Mon ami et moi partagions, entre autres, un amour commun pour le désert, et en particulier pour le Sahara. Mais la rencontre avec le désert est toujours une aventure singulière.
Mon premier désert est en noir et blanc et il est algérien. J' étais dans un camion militaire, au-delà de Djelfa, en route vers le sud et l' envoûtement de Ghardaïa.
La route depuis Alger n' était pas des plus sûre en ce temps-là. C' était aussi celui où, pour l' unique fois de ma vie, j' ai imité la signature de mon père, m' autorisant à partir vers le sud sous la responsabilité de l' armée française. Celle-ci, de mauvaise humeur, m' avait enfermée une nuit dans une cellule à Bou Sâada; Il faut dire que j' avais désobéi, et le capitaine avait eu peur.

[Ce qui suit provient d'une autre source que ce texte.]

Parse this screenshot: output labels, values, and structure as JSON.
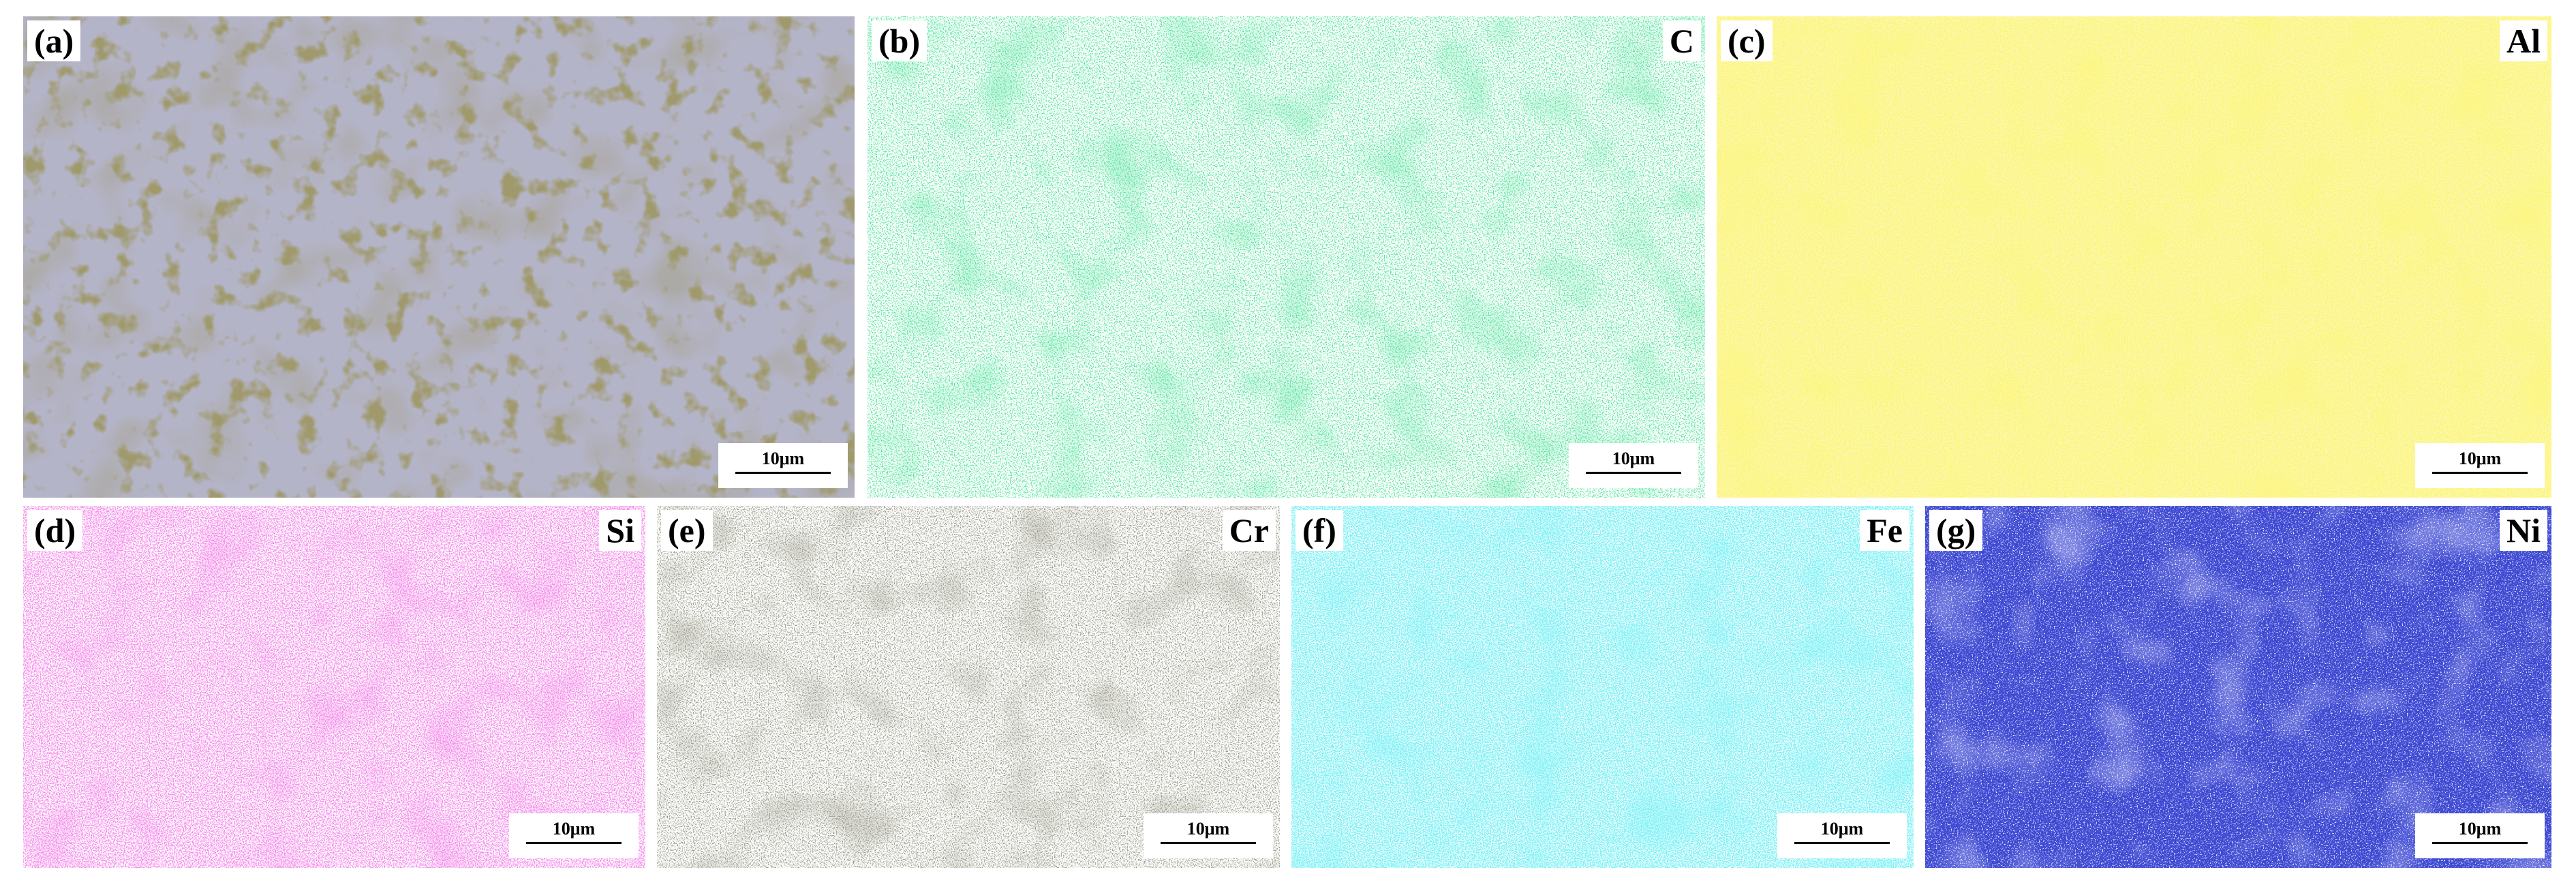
{
  "panels": [
    {
      "label": "(a)",
      "scale_bar": "10μm"
    },
    {
      "label": "(b)",
      "element": "C",
      "scale_bar": "10μm"
    },
    {
      "label": "(c)",
      "element": "Al",
      "scale_bar": "10μm"
    },
    {
      "label": "(d)",
      "element": "Si",
      "scale_bar": "10μm"
    },
    {
      "label": "(e)",
      "element": "Cr",
      "scale_bar": "10μm"
    },
    {
      "label": "(f)",
      "element": "Fe",
      "scale_bar": "10μm"
    },
    {
      "label": "(g)",
      "element": "Ni",
      "scale_bar": "10μm"
    }
  ]
}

C' était encore le reg, mais, au loin, on devinait les premières dunes du pays mozabite.
Deux dromadaires, immobiles, méditaient dans ce lieu de silence propice. Un peu plus loin, un autre avait compris que le désert demande silence et solitude pour se confronter à l' immensité de l' absolu.
Depuis, j' ai eu maintes autres rencontres.
* Le Sahara tunisien, à la limite du Grand Erg Oriental, là-bas, vers Douz, petit douar perdu dans les sables.
* ou le Djerid, plus loin vers l' ouest, au sud de Nefta, où le mirage venait ajouter à la magie du lieu.
J' avais emmené là, l' amie parisienne venue me rejoindre à Tunis, et elle a un peu gâché mon plaisir car elle n'a pas supporté le désert où elle se sentait écrasée. Nous en sommes donc parties aussitôt. Comment n'a t'elle pas ressenti cette expansion extraordinaire de l' être dans ce décor immense, dans cette pure et absolue solitude qui permet le face à face avec soi-même. C'est dans le désert que l' on comprend pourquoi le monothéisme y est né. Peut-être parce qu' elle est athée ?
* Puis, il y a eu les déserts américains, la terre rouge du désert peint,
* le désert libyque, sur la rive occidentale du Nil,
* Et enfin, le désert de Judée, d' où vient le mot " juif ", et où il me semblait voir mes ancêtres marcher, cinq mille ans plus tôt, sur la crête des monts.
Ce désert-là est celui de l'affectivité et du lien immémorial, mais c' est le Sahara qui me donne cette sensation d' absolu qui nourrit l' âme.